Single by Logic

from the album Confessions of a Dangerous Mind
- Released: March 22, 2019
- Recorded: 2019
- Genre: Hip-hop
- Length: 4:45
- Label: Visionary; Def Jam;
- Songwriters: Sir Robert Bryson Hall II; Arjun Ivatury;
- Producer: 6ix

Logic singles chronology
| "Keanu Reeves" (2019) | "Confessions of a Dangerous Mind" (2019) | "Homicide" (2019) |

Music video
- "Confessions of a Dangerous Mind" on YouTube

= Confessions of a Dangerous Mind (song) =

Single by American rapper Logic

"Confessions of a Dangerous Mind" is the title track and second single from American rapper Logic's fifth studio album of the same name. It was released on March 19, 2019, by Visionary Music Group and Def Jam Recordings.

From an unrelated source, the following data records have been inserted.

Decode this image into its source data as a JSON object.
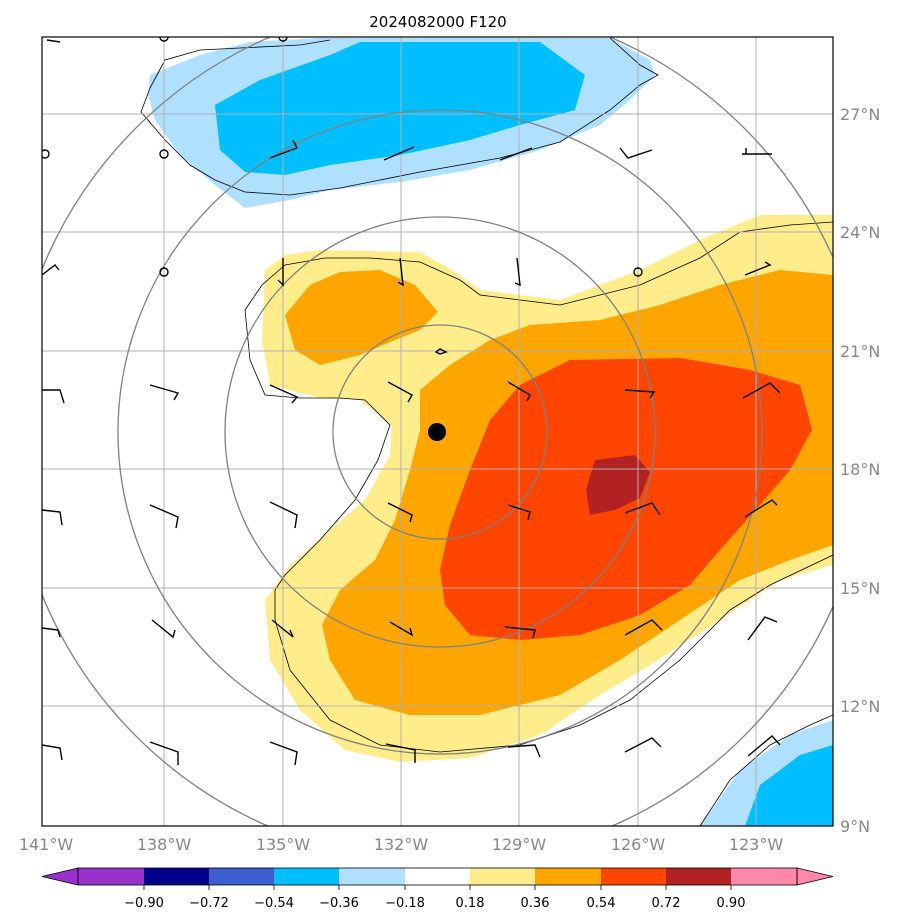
{
  "title": "2024082000 F120",
  "lon_labels": [
    "141°W",
    "138°W",
    "135°W",
    "132°W",
    "129°W",
    "126°W",
    "123°W"
  ],
  "lat_labels": [
    "27°N",
    "24°N",
    "21°N",
    "18°N",
    "15°N",
    "12°N",
    "9°N"
  ],
  "colorbar": {
    "ticks": [
      "−0.90",
      "−0.72",
      "−0.54",
      "−0.36",
      "−0.18",
      "0.18",
      "0.36",
      "0.54",
      "0.72",
      "0.90"
    ],
    "colors": [
      "#9932cc",
      "#00008b",
      "#3b5fcf",
      "#00bfff",
      "#b0e0ff",
      "#ffffff",
      "#ffec8b",
      "#ffa500",
      "#ff4500",
      "#b22222",
      "#ff88aa"
    ]
  },
  "center_marker": {
    "lon": -131.1,
    "lat": 18.9
  },
  "colors": {
    "light_blue": "#b0e0ff",
    "blue": "#00bfff",
    "light_yellow": "#ffec8b",
    "orange": "#ffa500",
    "red_orange": "#ff4500",
    "dark_red": "#b22222",
    "grid": "#b0b0b0",
    "range_ring": "#808080"
  }
}
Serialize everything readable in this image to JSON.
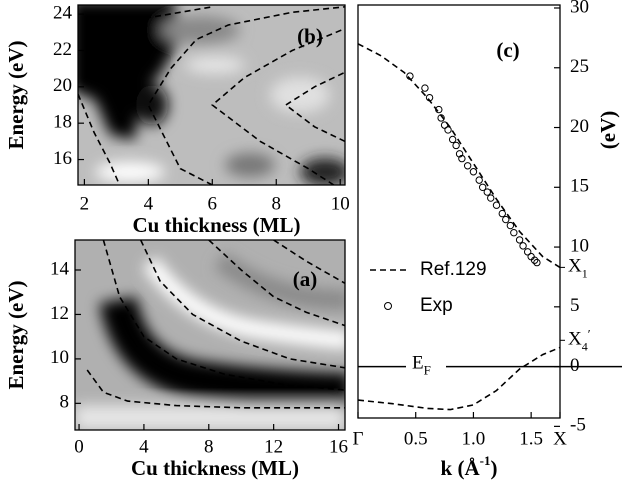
{
  "chart_data": [
    {
      "type": "line",
      "label": "(a)",
      "xlabel": "Cu thickness (ML)",
      "ylabel": "Energy (eV)",
      "xlim": [
        -0.25,
        16.4
      ],
      "ylim": [
        6.8,
        15.35
      ],
      "xticks": [
        0,
        4,
        8,
        12,
        16
      ],
      "yticks": [
        8,
        10,
        12,
        14
      ],
      "line_color": "#000000",
      "line_style": "dashed",
      "series": [
        {
          "x": [
            0.5,
            1.5,
            3,
            6,
            10,
            16.4
          ],
          "values": [
            9.5,
            8.5,
            8.1,
            7.9,
            7.8,
            7.8
          ]
        },
        {
          "x": [
            1.5,
            2.5,
            4,
            6,
            9,
            13,
            16.4
          ],
          "values": [
            15.35,
            12.8,
            11,
            10,
            9.3,
            8.8,
            8.6
          ]
        },
        {
          "x": [
            3.8,
            5,
            7,
            10,
            13,
            16.4
          ],
          "values": [
            15.35,
            13.5,
            12,
            10.8,
            10,
            9.6
          ]
        },
        {
          "x": [
            8,
            10,
            12,
            14,
            16.4
          ],
          "values": [
            15.35,
            14,
            12.8,
            12.1,
            11.5
          ]
        },
        {
          "x": [
            12,
            14,
            16.4
          ],
          "values": [
            15.35,
            14.4,
            13.4
          ]
        }
      ]
    },
    {
      "type": "line",
      "label": "(b)",
      "xlabel": "Cu thickness (ML)",
      "ylabel": "Energy (eV)",
      "xlim": [
        1.8,
        10.15
      ],
      "ylim": [
        14.6,
        24.5
      ],
      "xticks": [
        2,
        4,
        6,
        8,
        10
      ],
      "yticks": [
        16,
        18,
        20,
        22,
        24
      ],
      "line_color": "#000000",
      "line_style": "dashed",
      "series": [
        {
          "x": [
            1.8,
            2.3,
            2.8,
            3.1
          ],
          "values": [
            19.6,
            17.5,
            15.8,
            14.6
          ]
        },
        {
          "x": [
            6,
            5,
            4,
            4.7,
            5.5,
            6.5,
            8.5,
            10.15
          ],
          "values": [
            14.6,
            15.5,
            19,
            21,
            22.6,
            23.4,
            24.1,
            24.4
          ]
        },
        {
          "x": [
            9.8,
            9,
            7.5,
            6,
            7,
            8.5,
            10.15
          ],
          "values": [
            14.6,
            15.5,
            17,
            19,
            20.5,
            22,
            23.2
          ]
        },
        {
          "x": [
            10.15,
            9.2,
            8.3,
            9.2,
            10.15
          ],
          "values": [
            17,
            17.8,
            19,
            20,
            20.8
          ]
        },
        {
          "x": [
            3,
            4,
            5,
            6
          ],
          "values": [
            23.3,
            23.8,
            24.1,
            24.4
          ]
        }
      ]
    },
    {
      "type": "scatter",
      "label": "(c)",
      "xlabel": {
        "text": "k (Å",
        "sup": "-1",
        "end": ")"
      },
      "ylabel": "(eV)",
      "yaxis_side": "right",
      "legend": "left",
      "line_style": "dashed",
      "xlim": [
        0,
        1.75
      ],
      "ylim": [
        -4.3,
        30.25
      ],
      "xticks": [
        {
          "value": 0,
          "label": "Γ"
        },
        0.5,
        {
          "value": 1,
          "label": "1.0"
        },
        1.5,
        {
          "value": 1.75,
          "label": "X"
        }
      ],
      "yticks": [
        -5,
        0,
        5,
        10,
        15,
        20,
        25,
        30
      ],
      "series": [
        {
          "name": "Ref.129",
          "type": "line",
          "color": "#000000",
          "x": [
            0,
            0.2,
            0.4,
            0.6,
            0.8,
            1.0,
            1.2,
            1.4,
            1.6,
            1.75,
            null,
            0,
            0.3,
            0.6,
            0.8,
            1.0,
            1.2,
            1.4,
            1.6,
            1.75
          ],
          "values": [
            27,
            26,
            24.6,
            22.5,
            20,
            17,
            14,
            11.3,
            9.2,
            8.3,
            null,
            -2.8,
            -3.1,
            -3.5,
            -3.6,
            -3.2,
            -2,
            -0.2,
            1,
            1.6
          ]
        },
        {
          "name": "Exp",
          "type": "scatter",
          "color": "#000000",
          "x": [
            0.45,
            0.58,
            0.62,
            0.7,
            0.72,
            0.75,
            0.78,
            0.82,
            0.85,
            0.88,
            0.9,
            0.95,
            1.0,
            1.05,
            1.08,
            1.12,
            1.15,
            1.2,
            1.25,
            1.28,
            1.32,
            1.35,
            1.4,
            1.43,
            1.47,
            1.5,
            1.53,
            1.55
          ],
          "values": [
            24.3,
            23.3,
            22.5,
            21.5,
            20.8,
            20.2,
            19.8,
            19.0,
            18.5,
            17.8,
            17.4,
            16.8,
            16.3,
            15.6,
            15.0,
            14.6,
            14.1,
            13.5,
            12.8,
            12.3,
            11.8,
            11.2,
            10.6,
            10.1,
            9.6,
            9.2,
            8.9,
            8.7
          ]
        }
      ],
      "fermi": {
        "text": "E",
        "sub": "F",
        "value": 0
      },
      "points": [
        {
          "text": "X",
          "sub": "1",
          "value": 8.3
        },
        {
          "text": "X",
          "sub": "4",
          "sup": "′",
          "value": 2.2
        }
      ]
    }
  ]
}
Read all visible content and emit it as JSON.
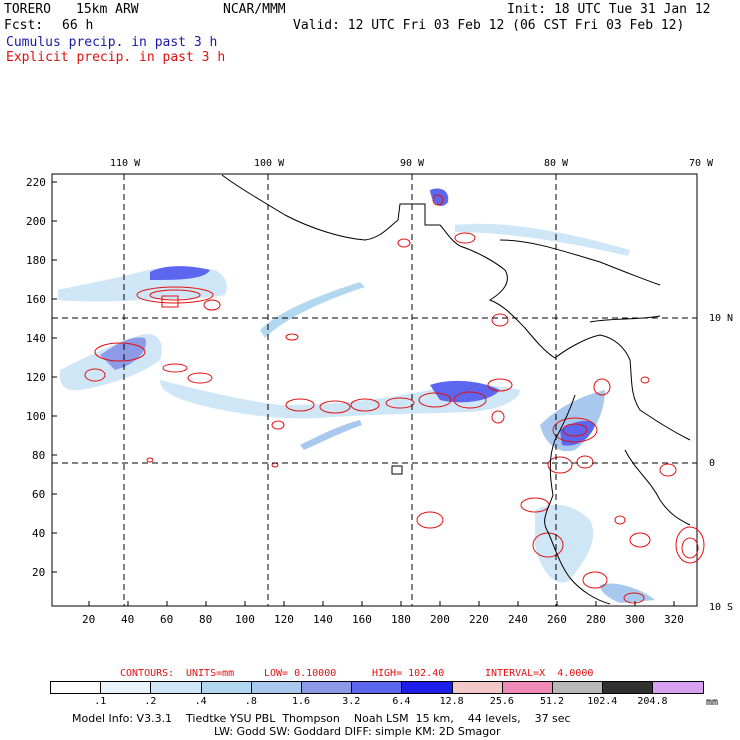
{
  "header": {
    "model": "TORERO",
    "resolution": "15km ARW",
    "center": "NCAR/MMM",
    "init": "Init: 18 UTC Tue 31 Jan 12",
    "fcst_label": "Fcst:",
    "fcst_value": "66 h",
    "valid": "Valid: 12 UTC Fri 03 Feb 12 (06 CST Fri 03 Feb 12)",
    "line_cumulus": "Cumulus precip. in past 3 h",
    "line_explicit": "Explicit precip. in past 3 h"
  },
  "map": {
    "top_lon_labels": [
      "110 W",
      "100 W",
      "90 W",
      "80 W",
      "70 W"
    ],
    "right_lat_labels": [
      "10 N",
      "0",
      "10 S"
    ],
    "y_ticks": [
      "220",
      "200",
      "180",
      "160",
      "140",
      "120",
      "100",
      "80",
      "60",
      "40",
      "20"
    ],
    "x_ticks": [
      "20",
      "40",
      "60",
      "80",
      "100",
      "120",
      "140",
      "160",
      "180",
      "200",
      "220",
      "240",
      "260",
      "280",
      "300",
      "320"
    ],
    "colors": {
      "cumulus": "#1a1aa8",
      "explicit": "#e01010"
    }
  },
  "contour_info": {
    "contours": "CONTOURS:",
    "units": "UNITS=mm",
    "low": "LOW= 0.10000",
    "high": "HIGH= 102.40",
    "interval": "INTERVAL=X  4.0000"
  },
  "legend": {
    "labels": [
      ".1",
      ".2",
      ".4",
      ".8",
      "1.6",
      "3.2",
      "6.4",
      "12.8",
      "25.6",
      "51.2",
      "102.4",
      "204.8"
    ],
    "unit": "mm",
    "colors": [
      "#ffffff",
      "#e8f3fb",
      "#cfe6f6",
      "#b2d8f0",
      "#a8c8ee",
      "#8c9ae8",
      "#5c66ee",
      "#1e1eea",
      "#f3c8c8",
      "#f08ab8",
      "#b8b8b8",
      "#303030",
      "#d7a0f0"
    ]
  },
  "footer": {
    "line1": "Model Info: V3.3.1    Tiedtke YSU PBL  Thompson    Noah LSM  15 km,    44 levels,    37 sec",
    "line2": "LW: Godd SW: Goddard DIFF: simple KM: 2D Smagor"
  }
}
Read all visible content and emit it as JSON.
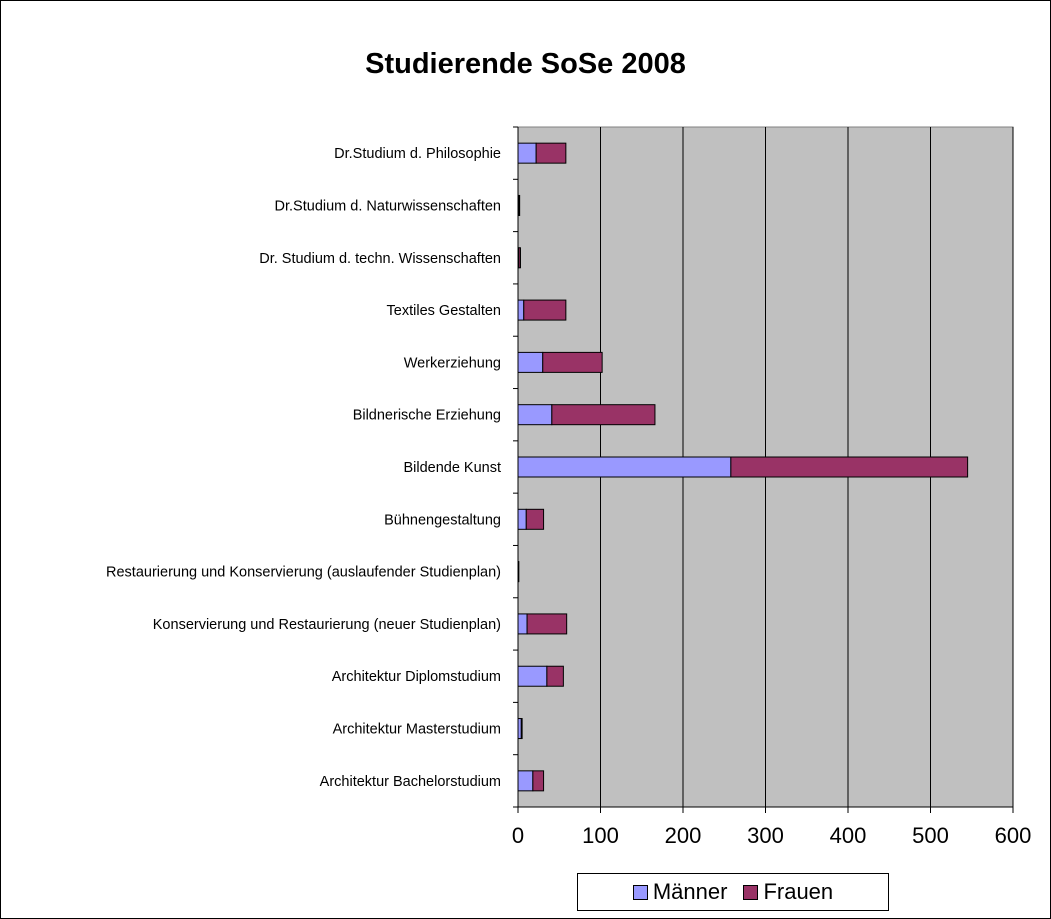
{
  "chart_data": {
    "type": "bar",
    "orientation": "horizontal",
    "stacked": true,
    "title": "Studierende SoSe 2008",
    "categories": [
      "Dr.Studium d. Philosophie",
      "Dr.Studium d. Naturwissenschaften",
      "Dr. Studium d. techn. Wissenschaften",
      "Textiles Gestalten",
      "Werkerziehung",
      "Bildnerische Erziehung",
      "Bildende Kunst",
      "Bühnengestaltung",
      "Restaurierung und Konservierung (auslaufender Studienplan)",
      "Konservierung und Restaurierung (neuer Studienplan)",
      "Architektur Diplomstudium",
      "Architektur Masterstudium",
      "Architektur Bachelorstudium"
    ],
    "series": [
      {
        "name": "Männer",
        "color": "#9999ff",
        "values": [
          22,
          1,
          1,
          7,
          30,
          41,
          258,
          10,
          0,
          11,
          35,
          4,
          18
        ]
      },
      {
        "name": "Frauen",
        "color": "#993366",
        "values": [
          36,
          1,
          2,
          51,
          72,
          125,
          287,
          21,
          1,
          48,
          20,
          1,
          13
        ]
      }
    ],
    "xlim": [
      0,
      600
    ],
    "xticks": [
      0,
      100,
      200,
      300,
      400,
      500,
      600
    ],
    "grid": true,
    "plot_background": "#c0c0c0",
    "legend_position": "bottom"
  }
}
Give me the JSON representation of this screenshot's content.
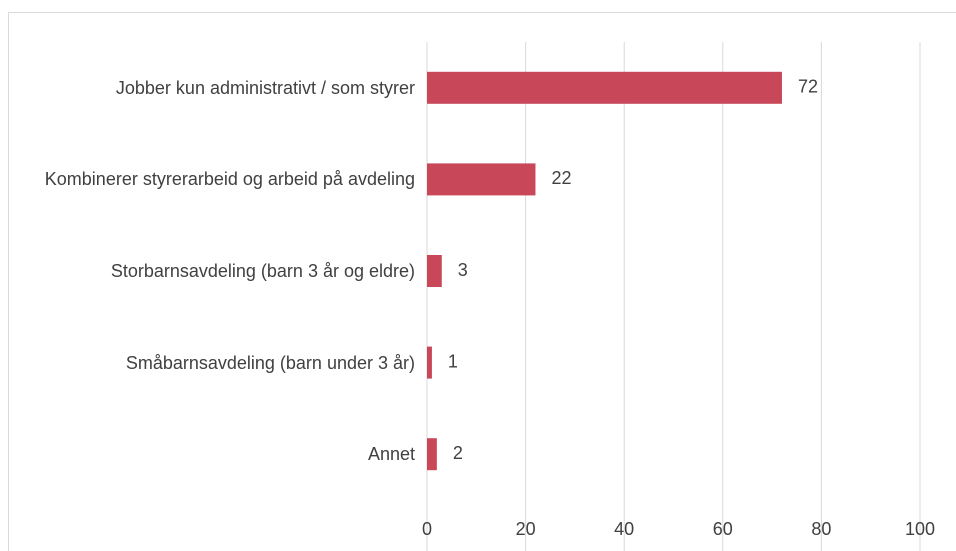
{
  "chart_data": {
    "type": "barh",
    "categories": [
      "Jobber kun administrativt / som styrer",
      "Kombinerer styrerarbeid og arbeid på avdeling",
      "Storbarnsavdeling (barn 3 år og eldre)",
      "Småbarnsavdeling (barn under 3 år)",
      "Annet"
    ],
    "values": [
      72,
      22,
      3,
      1,
      2
    ],
    "color": "#c8485a",
    "xlim": [
      0,
      100
    ],
    "xticks": [
      0,
      20,
      40,
      60,
      80,
      100
    ],
    "grid": true
  }
}
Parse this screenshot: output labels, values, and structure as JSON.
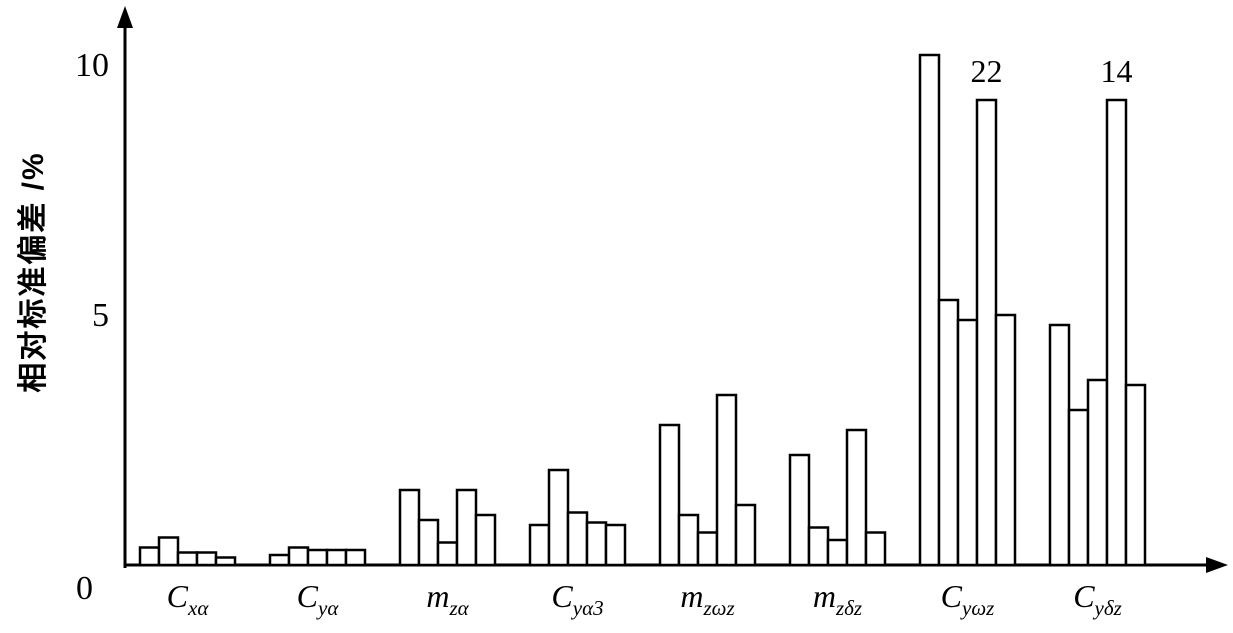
{
  "chart_data": {
    "type": "bar",
    "title": "",
    "ylabel": "相对标准偏差 /%",
    "xlabel": "",
    "ylim": [
      0,
      11
    ],
    "yticks": [
      5,
      10
    ],
    "ytick_labels": [
      "5",
      "10"
    ],
    "origin_label": "0",
    "grid": false,
    "legend": false,
    "bar_fill": "#ffffff",
    "bar_stroke": "#000000",
    "groups": [
      {
        "label_main": "C",
        "label_sub": "xα",
        "values": [
          0.35,
          0.55,
          0.25,
          0.25,
          0.15
        ]
      },
      {
        "label_main": "C",
        "label_sub": "yα",
        "values": [
          0.2,
          0.35,
          0.3,
          0.3,
          0.3
        ]
      },
      {
        "label_main": "m",
        "label_sub": "zα",
        "values": [
          1.5,
          0.9,
          0.45,
          1.5,
          1.0
        ]
      },
      {
        "label_main": "C",
        "label_sub": "yα3",
        "values": [
          0.8,
          1.9,
          1.05,
          0.85,
          0.8
        ]
      },
      {
        "label_main": "m",
        "label_sub": "zωz",
        "values": [
          2.8,
          1.0,
          0.65,
          3.4,
          1.2
        ]
      },
      {
        "label_main": "m",
        "label_sub": "zδz",
        "values": [
          2.2,
          0.75,
          0.5,
          2.7,
          0.65
        ]
      },
      {
        "label_main": "C",
        "label_sub": "yωz",
        "values": [
          10.2,
          5.3,
          4.9,
          9.3,
          5.0
        ],
        "annotation": {
          "bar_index": 3,
          "text": "22",
          "true_value": 22
        }
      },
      {
        "label_main": "C",
        "label_sub": "yδz",
        "values": [
          4.8,
          3.1,
          3.7,
          9.3,
          3.6
        ],
        "annotation": {
          "bar_index": 3,
          "text": "14",
          "true_value": 14
        }
      }
    ]
  }
}
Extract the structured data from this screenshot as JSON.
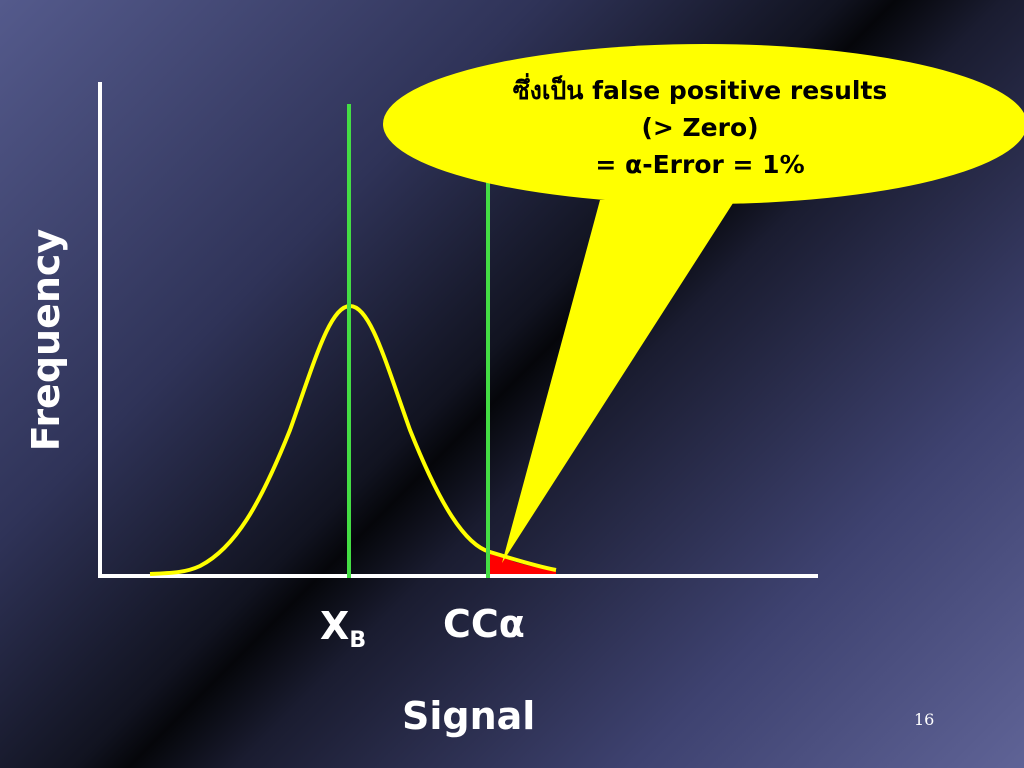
{
  "axes": {
    "y_label": "Frequency",
    "x_label": "Signal"
  },
  "markers": {
    "xb_main": "X",
    "xb_sub": "B",
    "cc_label": "CCα"
  },
  "callout": {
    "line1": "ซึ่งเป็น false positive results",
    "line2": "(> Zero)",
    "line3": "= α-Error = 1%"
  },
  "slide_number": "16",
  "colors": {
    "curve": "#ffff00",
    "vertical_lines": "#44dd44",
    "tail_area": "#ff0000",
    "callout_fill": "#ffff00",
    "axes": "#ffffff"
  }
}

The Music video for the track was released simultaneously via social media.

==Music video==
The music video features a single take mid-shot of Logic rapping, and while bleeding profusely via a wound on his neck. Logic eventually spreads the blood on his face and hands.

==Charts==

| Chart (2019) | Peak position |
|---|---|
| Canada (Canadian Hot 100) | 69 |
| Lithuania (AGATA) | 66 |
| New Zealand Hot Singles (RMNZ) | 6 |
| US Billboard Hot 100 | 78 |
| US Hot R&B/Hip-Hop Songs (Billboard) | 31 |

== Certifications ==

| Region | Certification | Certified units/sales |
| United States (RIAA) | Gold | 500,000^{‡} |
^{‡} Sales+streaming figures based on certification alone.